Exemplary of the first approach is U.S. Pat. No. 3,982,116 which describes a single light source and an arrangement of mirrors for reflecting light through a slit defined transversely to a copy platen. The mirrors surrounding the light source are designed to converge light rays to a line focus beyond the slit. By placing an original on the platen, and moving the platen relative to the slit, the converging light rays scan the surface of the original.
The second approach is illustrated by copy machines described in each of U.S. Pat. Nos. 3,586,849 and 3,777,135. In each machine, an original is placed upon a transparent support platen mounted relative to an illumination lamp assembly. In order to provide homogeneous illumination, four lamps are orthogonally spaced around each edge of the original. By means of reflectors with compound surfaces (i.e., both planar and curved surfaces), light rays emitted from each lamp are reflected upon the surface of the original such that they overlap and complement rays from the opposing lamp. The light rays reflect upon the surface of the original and produce image light corresponding to the informational areas on the original. The image light transverses an optical system and exposes the photosensitive surface of a flexible photoconductive belt arranged on a belt assembly.
The application served by these conventional approaches involves substantially opaque material situated in a copier such that light reflects from the opaque surface to a photosensitive surface. Unlike a transparency, which may be illuminated from a light source substantially on the optical axis of the copier, the light source for reflection copying is offset from the optical axis; otherwise the illumination source would block the image from reaching the photosensitive surface. In practice, because uniform illumination is required, it is common to use several light sources. Each source is spaced from one side of the opaque original.

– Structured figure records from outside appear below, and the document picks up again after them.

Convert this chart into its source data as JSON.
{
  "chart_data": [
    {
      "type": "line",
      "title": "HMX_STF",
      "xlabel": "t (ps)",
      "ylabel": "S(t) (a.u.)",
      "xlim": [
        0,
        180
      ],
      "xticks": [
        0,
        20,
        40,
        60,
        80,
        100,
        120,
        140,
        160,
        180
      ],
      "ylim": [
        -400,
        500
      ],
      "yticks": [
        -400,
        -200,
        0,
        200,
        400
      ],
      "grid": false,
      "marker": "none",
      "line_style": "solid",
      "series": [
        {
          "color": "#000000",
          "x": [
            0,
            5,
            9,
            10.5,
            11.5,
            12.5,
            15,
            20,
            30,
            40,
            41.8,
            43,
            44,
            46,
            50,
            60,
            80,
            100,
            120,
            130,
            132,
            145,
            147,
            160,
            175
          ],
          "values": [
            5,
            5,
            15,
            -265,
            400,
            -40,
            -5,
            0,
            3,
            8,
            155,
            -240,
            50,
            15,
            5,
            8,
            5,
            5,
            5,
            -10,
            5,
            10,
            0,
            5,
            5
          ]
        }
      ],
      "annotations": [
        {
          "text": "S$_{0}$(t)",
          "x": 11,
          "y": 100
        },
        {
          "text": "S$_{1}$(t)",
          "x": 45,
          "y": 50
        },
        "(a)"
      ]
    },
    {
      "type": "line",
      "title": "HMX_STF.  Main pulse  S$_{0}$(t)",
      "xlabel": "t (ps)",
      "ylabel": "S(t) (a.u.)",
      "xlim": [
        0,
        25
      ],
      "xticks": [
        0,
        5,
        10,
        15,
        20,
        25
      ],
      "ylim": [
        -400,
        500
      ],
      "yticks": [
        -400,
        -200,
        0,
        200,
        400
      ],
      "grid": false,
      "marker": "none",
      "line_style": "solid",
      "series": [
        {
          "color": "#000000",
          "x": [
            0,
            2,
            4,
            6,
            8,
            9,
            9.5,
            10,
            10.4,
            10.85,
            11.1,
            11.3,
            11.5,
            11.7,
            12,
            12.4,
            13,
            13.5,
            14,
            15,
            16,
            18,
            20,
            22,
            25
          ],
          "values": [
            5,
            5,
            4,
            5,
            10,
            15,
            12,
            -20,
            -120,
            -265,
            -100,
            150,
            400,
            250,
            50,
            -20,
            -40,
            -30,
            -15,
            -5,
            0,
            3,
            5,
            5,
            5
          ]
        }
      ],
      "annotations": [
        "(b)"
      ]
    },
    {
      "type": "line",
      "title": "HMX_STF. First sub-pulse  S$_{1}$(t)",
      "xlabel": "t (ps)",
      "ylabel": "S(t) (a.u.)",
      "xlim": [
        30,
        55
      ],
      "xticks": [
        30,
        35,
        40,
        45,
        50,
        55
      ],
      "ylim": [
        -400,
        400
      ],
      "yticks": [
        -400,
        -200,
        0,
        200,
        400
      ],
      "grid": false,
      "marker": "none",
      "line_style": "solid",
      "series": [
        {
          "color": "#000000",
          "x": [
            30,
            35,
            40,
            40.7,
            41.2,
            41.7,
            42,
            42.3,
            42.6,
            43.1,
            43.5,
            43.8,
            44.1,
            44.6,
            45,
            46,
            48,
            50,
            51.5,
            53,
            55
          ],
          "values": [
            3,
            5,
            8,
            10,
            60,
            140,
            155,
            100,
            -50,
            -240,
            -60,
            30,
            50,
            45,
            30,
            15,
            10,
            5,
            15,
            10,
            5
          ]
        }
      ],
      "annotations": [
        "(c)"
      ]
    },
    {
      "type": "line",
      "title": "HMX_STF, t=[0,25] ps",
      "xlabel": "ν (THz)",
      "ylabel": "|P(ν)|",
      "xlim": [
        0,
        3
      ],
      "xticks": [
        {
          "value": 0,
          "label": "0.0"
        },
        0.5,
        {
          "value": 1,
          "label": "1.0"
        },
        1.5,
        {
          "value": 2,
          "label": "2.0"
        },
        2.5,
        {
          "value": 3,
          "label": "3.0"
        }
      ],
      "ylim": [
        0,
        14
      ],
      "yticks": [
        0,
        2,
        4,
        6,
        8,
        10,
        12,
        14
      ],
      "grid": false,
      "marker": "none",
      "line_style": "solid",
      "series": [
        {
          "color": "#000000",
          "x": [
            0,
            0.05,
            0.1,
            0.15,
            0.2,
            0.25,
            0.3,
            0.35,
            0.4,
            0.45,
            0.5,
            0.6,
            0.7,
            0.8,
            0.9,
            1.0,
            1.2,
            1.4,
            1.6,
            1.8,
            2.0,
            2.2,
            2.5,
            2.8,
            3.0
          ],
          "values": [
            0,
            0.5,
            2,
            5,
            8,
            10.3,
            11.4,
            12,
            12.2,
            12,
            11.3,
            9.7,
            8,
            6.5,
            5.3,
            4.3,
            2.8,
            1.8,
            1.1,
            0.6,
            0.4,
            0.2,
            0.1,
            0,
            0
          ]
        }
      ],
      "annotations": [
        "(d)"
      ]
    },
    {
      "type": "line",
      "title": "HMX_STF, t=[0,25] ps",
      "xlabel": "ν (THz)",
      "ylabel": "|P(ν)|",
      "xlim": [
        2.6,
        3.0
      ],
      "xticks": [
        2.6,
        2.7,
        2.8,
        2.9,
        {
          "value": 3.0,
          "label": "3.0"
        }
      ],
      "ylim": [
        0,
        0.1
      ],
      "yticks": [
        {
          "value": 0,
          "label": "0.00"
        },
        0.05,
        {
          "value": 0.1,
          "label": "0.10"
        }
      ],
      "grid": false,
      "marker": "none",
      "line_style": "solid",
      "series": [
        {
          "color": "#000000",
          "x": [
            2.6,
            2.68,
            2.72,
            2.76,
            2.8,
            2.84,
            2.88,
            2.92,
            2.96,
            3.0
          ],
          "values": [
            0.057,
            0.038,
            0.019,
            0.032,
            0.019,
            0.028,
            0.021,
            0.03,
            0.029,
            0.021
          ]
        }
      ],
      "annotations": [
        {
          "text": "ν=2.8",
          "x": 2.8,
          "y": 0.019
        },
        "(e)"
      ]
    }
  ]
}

Illumination of an original using a plurality of light sources is a satisfactory approach in some applications. However, in other applications this approach has significant limitations. For example, in a photographic printer where an image is projected from a color print to photosensitive color paper, the spectral characteristics of each lamp must be considered in arriving at proper exposure times and color filtration for a given paper. Not only do many lamps differ initially in spectral distribution, but lamp aging causes the distribution for each lamp to change at an individual rate.
The potential for unwanted color variability therefore increases as the number of light sources increase. Matching the lamps with proper filters to maintain a proper spectral distribution is difficult at best. To worsen matters, the burden is thrown upon the photofinisher rather than the manufacturer. Each light source would require its own set of color filters to control the spectral characteristic of light from that source. The mere number of components that must therefore be matched becomes unmanageable. The present invention effectively reduces this problem by providing uniform illumination with a single light source.